From Djibouti to Mozambique, several east African countries are at various stages in the development of ambitious and modern port facilities worth a combined value of over US$20 billion. The first berth of a proposed 32-berth port in the Kenya coastal town of Lamu, for example, is due to open later this month, part of the flagship Lamu Port-South Sudan-Ethiopia Transport (LAPPSET) Corridor Program, a Chinese-backed economic and transport megaproject which is set to include transportation hubs for rail, highways and international airports.
Meanwhile, in October, Rwanda inaugurated the first phase of Kigali’s first inland port, which will reduce the time and money spent moving goods from the main regional ports of Mombasa and Dar-es-Salam to the hinterland. And the Beijing-based China Merchants Holdings International (CMHI) is currently undergoing tough negotiations with the Tanzanian government over the construction of a US$10 billion port and a special economic zone (SEZ), which, if completed according to the plans, will be the largest port in Africa.
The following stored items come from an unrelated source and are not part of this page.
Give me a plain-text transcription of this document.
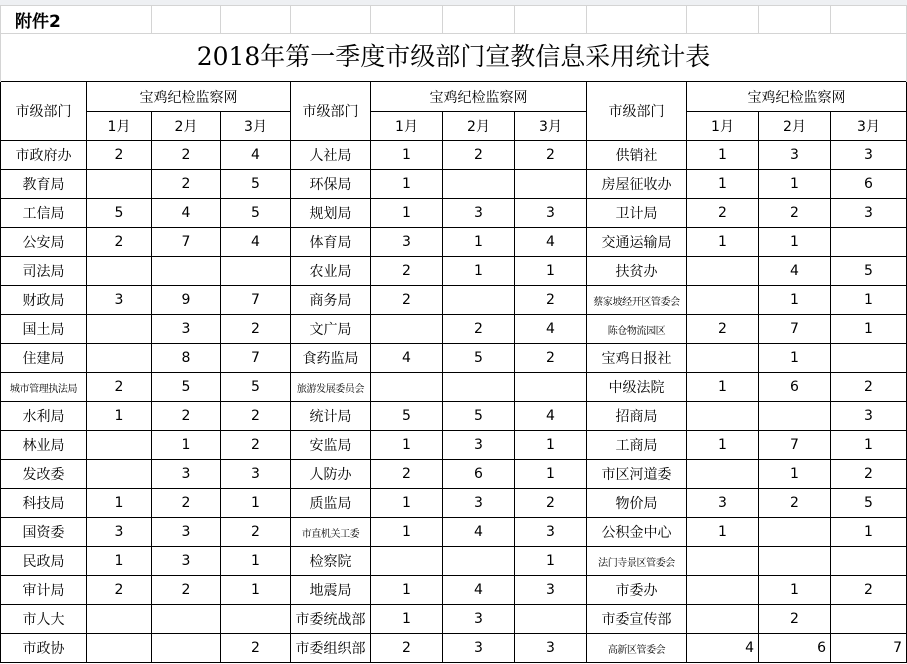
附件2											
2018年第一季度市级部门宣教信息采用统计表											

市级部门	宝鸡纪检监察网			市级部门	宝鸡纪检监察网			市级部门	宝鸡纪检监察网		
	1月	2月	3月		1月	2月	3月		1月	2月	3月
市政府办	2	2	4	人社局	1	2	2	供销社	1	3	3
教育局		2	5	环保局	1			房屋征收办	1	1	6
工信局	5	4	5	规划局	1	3	3	卫计局	2	2	3
公安局	2	7	4	体育局	3	1	4	交通运输局	1	1	
司法局				农业局	2	1	1	扶贫办		4	5
财政局	3	9	7	商务局	2		2	蔡家坡经开区管委会		1	1
国土局		3	2	文广局		2	4	陈仓物流园区	2	7	1
住建局		8	7	食药监局	4	5	2	宝鸡日报社		1	
城市管理执法局	2	5	5	旅游发展委员会				中级法院	1	6	2
水利局	1	2	2	统计局	5	5	4	招商局			3
林业局		1	2	安监局	1	3	1	工商局	1	7	1
发改委		3	3	人防办	2	6	1	市区河道委		1	2
科技局	1	2	1	质监局	1	3	2	物价局	3	2	5
国资委	3	3	2	市直机关工委	1	4	3	公积金中心	1		1
民政局	1	3	1	检察院			1	法门寺景区管委会			
审计局	2	2	1	地震局	1	4	3	市委办		1	2
市人大				市委统战部	1	3		市委宣传部		2	
市政协			2	市委组织部	2	3	3	高新区管委会	4	6	7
More than 90 per cent of the world’s trade is currently carried out by sea but African trade is beleaguered by poor infrastructure and a lack of transport connectivity; according to a recent report by the auditing firm PricewaterhouseCoopers, it costs up to 3.5 per cent more to transport a single sea container in Africa than in other regions. This drives up importation costs while making the continent’s exports less competitive on the global market. PwC estimates that a significant improvement in port performance could increase the GDP of sub-Saharan Africa by 2 per cent.